Da un lato c’è la migliore dimensione competitiva delle due imprese qualora davvero Japan e Us Steel si unissero, dall’altro c’è il timore che la fusione possa ridurre l’occupazione negli Stati Uniti. Intanto la Cina potrebbe mettere in difficoltà l’intero settore
E’ da almeno un anno che Japan Steel vuole comprare US Steel. Ed ecco che è esploso un grande contenzioso. In gioco ci sono più cose: abbiamo da un lato la migliore dimensione competitiva delle due imprese qualora si unissero, un’unione che potrebbe contrastare la potenza cinese nel settore dell’acciaio, dall’altro c’è il timore che la fusione possa ridurre l’occupazione negli Stati Uniti. Ultimo, e certo non meno importante, abbiamo lo snodo della sovranità. Queste vicende legate alla fusione di imprese di paesi diversi in settori cruciali sono da qualche tempo diventate rilevanti in molti settori e in molti paesi, come si evince da quello che sta accadendo con le fusioni bancarie in Europa. I primi due snodi, quelli legati alla fusione, sono i meno complessi da analizzare.
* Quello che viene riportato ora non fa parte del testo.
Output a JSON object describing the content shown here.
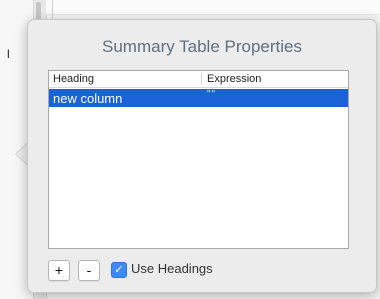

Due imprese simili, se fuse, hanno molte attività in comune che possono mettere insieme. Facendo così, possono eliminare i duplicati, e quindi tagliare i costi. Tagliando i costi possono diventare più competitive. Ciò che sarebbe visto con favore dagli azionisti. E dai dipendenti: giovedì scorso è stata organizzata una manifestazione all’esterno dello stabilimento US Steel di Clairton, in Pennsylvania, una manifestazione a sostegno della proposta di vendita dell’azienda alla giapponese Nippon Steel. E ieri David Burritt, ceo del colosso americano in crisi, ha scritto sul New York Times che l’accordo “rafforzerebbe la posizione globale dell’America approfondendo l’alleanza con uno dei nostri più forti alleati e ci permetterebbe di combattere meglio la palese e incontrollata manipolazione del mercato da parte della Cina”.
Solo che in caso di fusione, se il taglio dei costi toccasse soprattutto le attività statunitensi, si avrebbe un problema di occupazione in un’importante area economica ed elettorale. Area che è in crisi da molti anni per effetto della globalizzazione, che ha ridotto la presenza delle industrie tradizionali nei paesi avanzati, per portarle nei paesi di nuova industrializzazione. Questo spiega l’interesse sia dell’attuale presidente Joe Biden sia del presidente eletto Donald Trump per la vicenda. Un nodo che ha un’origine economica e sociale ma che poi diventa politico e pure di grande rilievo. Anche la sovranità è uno snodo complesso. La sovranità è difesa bloccando a livello statale gli accordi fra privati. E quali sono le ragioni che spiegano l’intervento del mondo politico in una vicenda privata? L’acciaio entra, in un modo o nell’altro, nella produzione di tutti i beni industriali. E’ un bene base. Chi controlla l’acciaio può bloccare, o frenare, o fare “melina” nelle forniture essenziali per l’industria. E facendo così può ledere l’autonomia e quindi la sovranità di un paese. L’importanza della sovranità per alcuni settori dell’economia emerge ragionando per differenza. Chi produce profumi può, se vuole, rendere la vita meno piacevole ai propri consumatori, ma non può, come i produttori di acciaio, bloccare o frenare un paese. Oltre al potere di bloccare, frenare che è in mano di chi produce i beni base, esiste anche la “melina”. Mi fu spiegata da un produttore minore di componenti per auto cui chiedevo come mai loro riuscissero a sopravvivere in mezzo ai giganti. Un produttore di componenti, se legato a un produttore, può, e questa fu la spiegazione, mettere in seria difficoltà un altro produttore, se questo ha successo con un nuovo modello di auto. Rallentando la fornitura dei fanali, per esempio, oppure dando quelli che non sono proprio come dovrebbero essere. Ergo, i produttori si proteggono dagli altri che possono usare un fornitore per ottenere un vantaggio competitivo tenendo in vita un fornitore indipendente.
L’intervento statale volto a impedire che l’offerta di acciaio sia bloccata, frenata, o gestita nella forma di una “melina” ha quindi una spiegazione. Con una complicazione. Due paesi alleati, come il Giappone e gli Stati Uniti, difficilmente userebbero l’arma del controllo dei beni base per mettere in difficoltà l’altro. Ciò che non è necessariamente vero per un paese con il quale si ha un contenzioso, come potrebbe essere la Cina.